One response to “Taking Your Life Into Your Own Hands.

  1. Nothing is ever wasted. The usefulness of those times we think we have wasted are simply beyond our understanding. Nothing happens by mistake, including apparent mistakes. So don’t beat yourself up unnecessarily for not “living life to the fullest.” For example, existential crises and bouts of severe depression, accompanied by the inability to act, are exquisite gifts. Although they may result in “grabbing hold of life,” this is not necessarily the goal. “Feeling better” is not necessarily the goal either. Nor is “making the world a better place.” Everything is needed for balance, and if you think life is divided into things you can control and things you can’t, you’d better reassess just how sage your judgment really is about the things you believe you can control.

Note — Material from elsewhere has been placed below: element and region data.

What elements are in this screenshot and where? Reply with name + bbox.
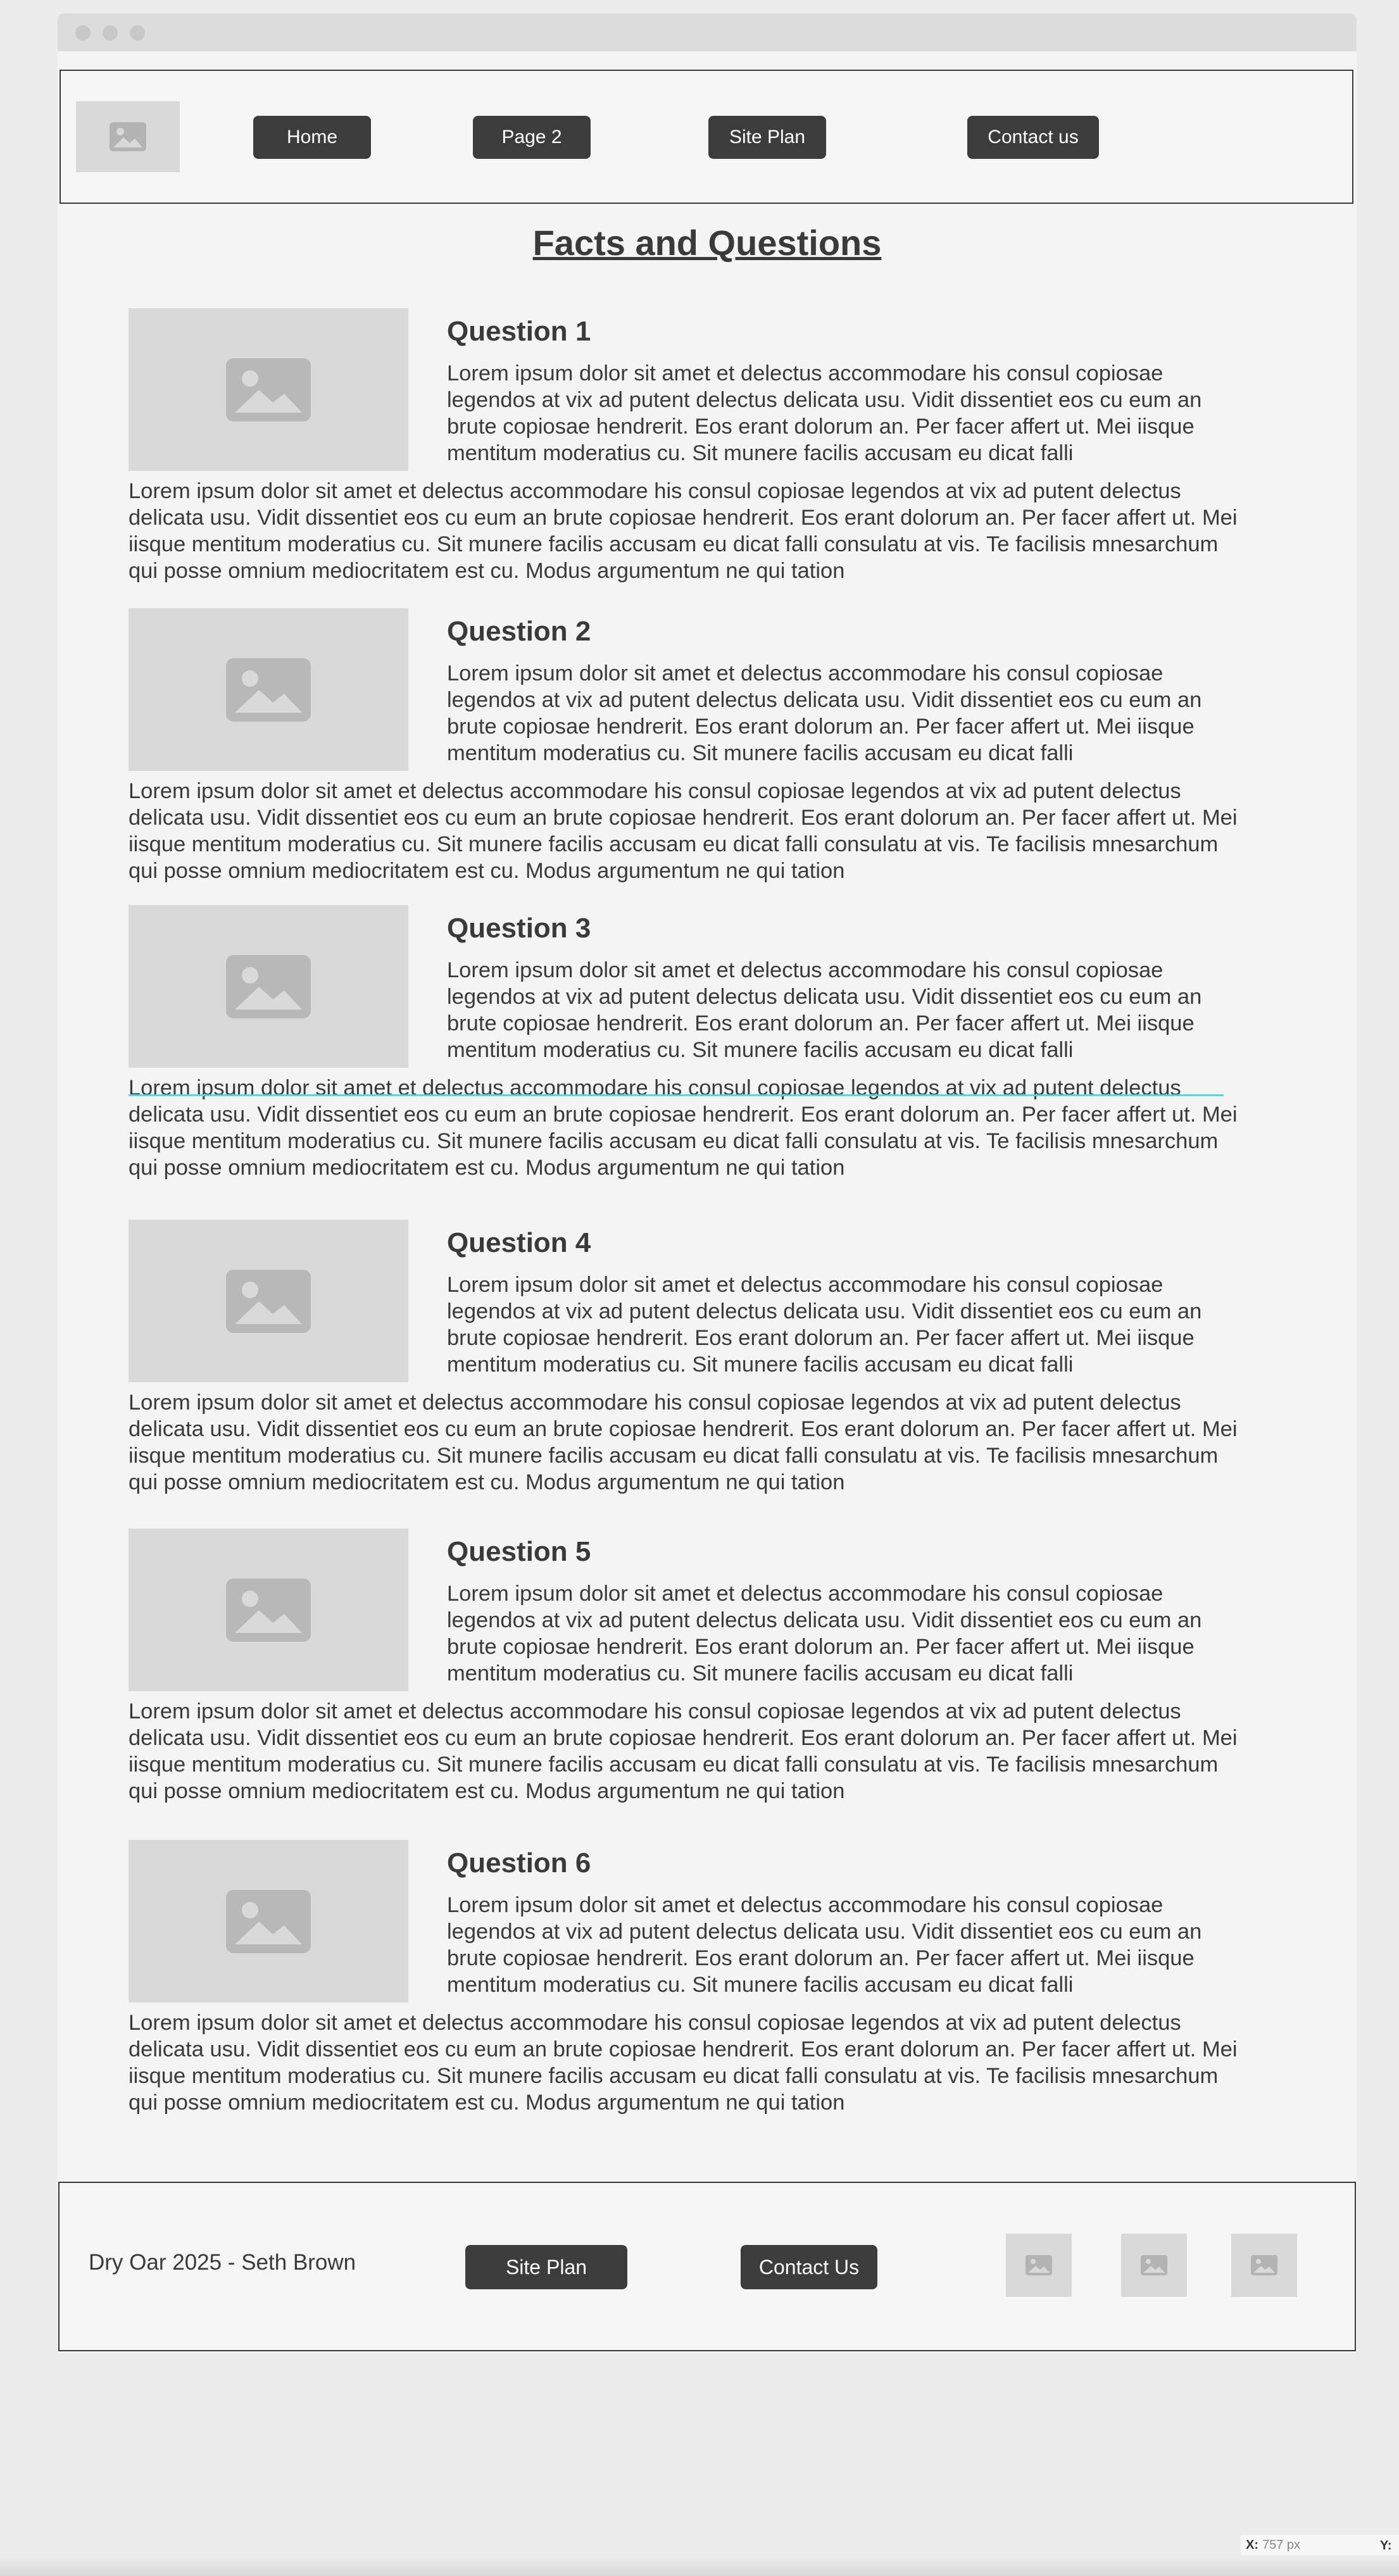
nav-home-button[interactable]: Home: [253, 116, 371, 159]
image-placeholder-icon: [1026, 2255, 1052, 2275]
y-coordinate-label: Y:: [1380, 2539, 1392, 2553]
image-placeholder-icon: [226, 954, 311, 1018]
nav-page2-button[interactable]: Page 2: [473, 116, 591, 159]
question-title: Question 2: [447, 616, 591, 647]
question-answer: Lorem ipsum dolor sit amet et delectus a…: [129, 479, 1238, 583]
question-image: [129, 1529, 408, 1691]
question-image: [129, 1220, 408, 1382]
footer-site-plan-button[interactable]: Site Plan: [465, 2245, 627, 2289]
question-answer: Lorem ipsum dolor sit amet et delectus a…: [129, 1391, 1238, 1494]
page-content: Home Page 2 Site Plan Contact us Facts a…: [58, 51, 1357, 2353]
question-answer: Lorem ipsum dolor sit amet et delectus a…: [129, 1076, 1238, 1180]
question-section: Question 5 Lorem ipsum dolor sit amet et…: [58, 1529, 1357, 1820]
x-coordinate-label: X:: [1246, 2537, 1258, 2552]
question-answer: Lorem ipsum dolor sit amet et delectus a…: [129, 1699, 1238, 1803]
image-placeholder-icon: [1141, 2255, 1167, 2275]
question-image: [129, 308, 408, 471]
footer-contact-button[interactable]: Contact Us: [741, 2245, 877, 2289]
social-link-1[interactable]: [1006, 2234, 1072, 2297]
question-image: [129, 1840, 408, 2003]
question-title: Question 6: [447, 1848, 591, 1879]
bottom-shadow: [0, 2557, 1399, 2576]
question-summary: Lorem ipsum dolor sit amet et delectus a…: [447, 661, 1202, 765]
window-close-dot[interactable]: [75, 25, 91, 41]
social-link-2[interactable]: [1121, 2234, 1187, 2297]
question-section: Question 1 Lorem ipsum dolor sit amet et…: [58, 308, 1357, 599]
question-section: Question 3 Lorem ipsum dolor sit amet et…: [58, 905, 1357, 1196]
question-summary: Lorem ipsum dolor sit amet et delectus a…: [447, 1273, 1202, 1377]
question-answer: Lorem ipsum dolor sit amet et delectus a…: [129, 2011, 1238, 2115]
image-placeholder-icon: [226, 1269, 311, 1333]
question-image: [129, 905, 408, 1068]
question-title: Question 4: [447, 1227, 591, 1258]
question-title: Question 5: [447, 1536, 591, 1567]
social-link-3[interactable]: [1231, 2234, 1297, 2297]
question-summary: Lorem ipsum dolor sit amet et delectus a…: [447, 1582, 1202, 1685]
question-answer: Lorem ipsum dolor sit amet et delectus a…: [129, 779, 1238, 883]
question-summary: Lorem ipsum dolor sit amet et delectus a…: [447, 958, 1202, 1062]
question-summary: Lorem ipsum dolor sit amet et delectus a…: [447, 1893, 1202, 1997]
image-placeholder-icon: [1251, 2255, 1277, 2275]
question-section: Question 6 Lorem ipsum dolor sit amet et…: [58, 1840, 1357, 2131]
image-placeholder-icon: [226, 358, 311, 422]
window-maximize-dot[interactable]: [130, 25, 145, 41]
site-footer: Dry Oar 2025 - Seth Brown Site Plan Cont…: [58, 2182, 1356, 2351]
question-summary: Lorem ipsum dolor sit amet et delectus a…: [447, 361, 1202, 465]
image-placeholder-icon: [110, 122, 146, 151]
question-section: Question 2 Lorem ipsum dolor sit amet et…: [58, 608, 1357, 899]
footer-credit: Dry Oar 2025 - Seth Brown: [89, 2250, 356, 2275]
window-minimize-dot[interactable]: [103, 25, 118, 41]
image-placeholder-icon: [226, 1889, 311, 1953]
logo-placeholder[interactable]: [76, 101, 180, 172]
page-title: Facts and Questions: [532, 223, 882, 263]
selection-guide-line: [129, 1094, 1224, 1096]
nav-contact-button[interactable]: Contact us: [967, 116, 1099, 159]
nav-site-plan-button[interactable]: Site Plan: [708, 116, 826, 159]
question-title: Question 3: [447, 913, 591, 944]
image-placeholder-icon: [226, 658, 311, 722]
question-image: [129, 608, 408, 771]
x-coordinate-value: 757 px: [1262, 2537, 1301, 2552]
question-title: Question 1: [447, 316, 591, 347]
browser-window: Home Page 2 Site Plan Contact us Facts a…: [58, 13, 1357, 2353]
cursor-coordinates: X: 757 px Y:: [1241, 2535, 1399, 2555]
image-placeholder-icon: [226, 1578, 311, 1642]
question-section: Question 4 Lorem ipsum dolor sit amet et…: [58, 1220, 1357, 1511]
window-titlebar: [58, 13, 1357, 51]
site-header: Home Page 2 Site Plan Contact us: [60, 70, 1353, 204]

It all unfolds just exactly as it must. It is all beautiful, even the stuff we label “bad”. It is all simply beyond our understanding. There is so much freedom when you just give up; and paradoxically, giving up usually manifests in things turning our better than you’d ever imagined with your tiny brain. We all seem to think we’re never doing enough. This is enough, whatever this happens to be. It is all unconditional love, which allows everything, including the most supposedly heinous acts. Again, it’s all balance. So try not to be so hard on yourself, whoever you may be. Your usefulness is assured, no matter if you can see it or not.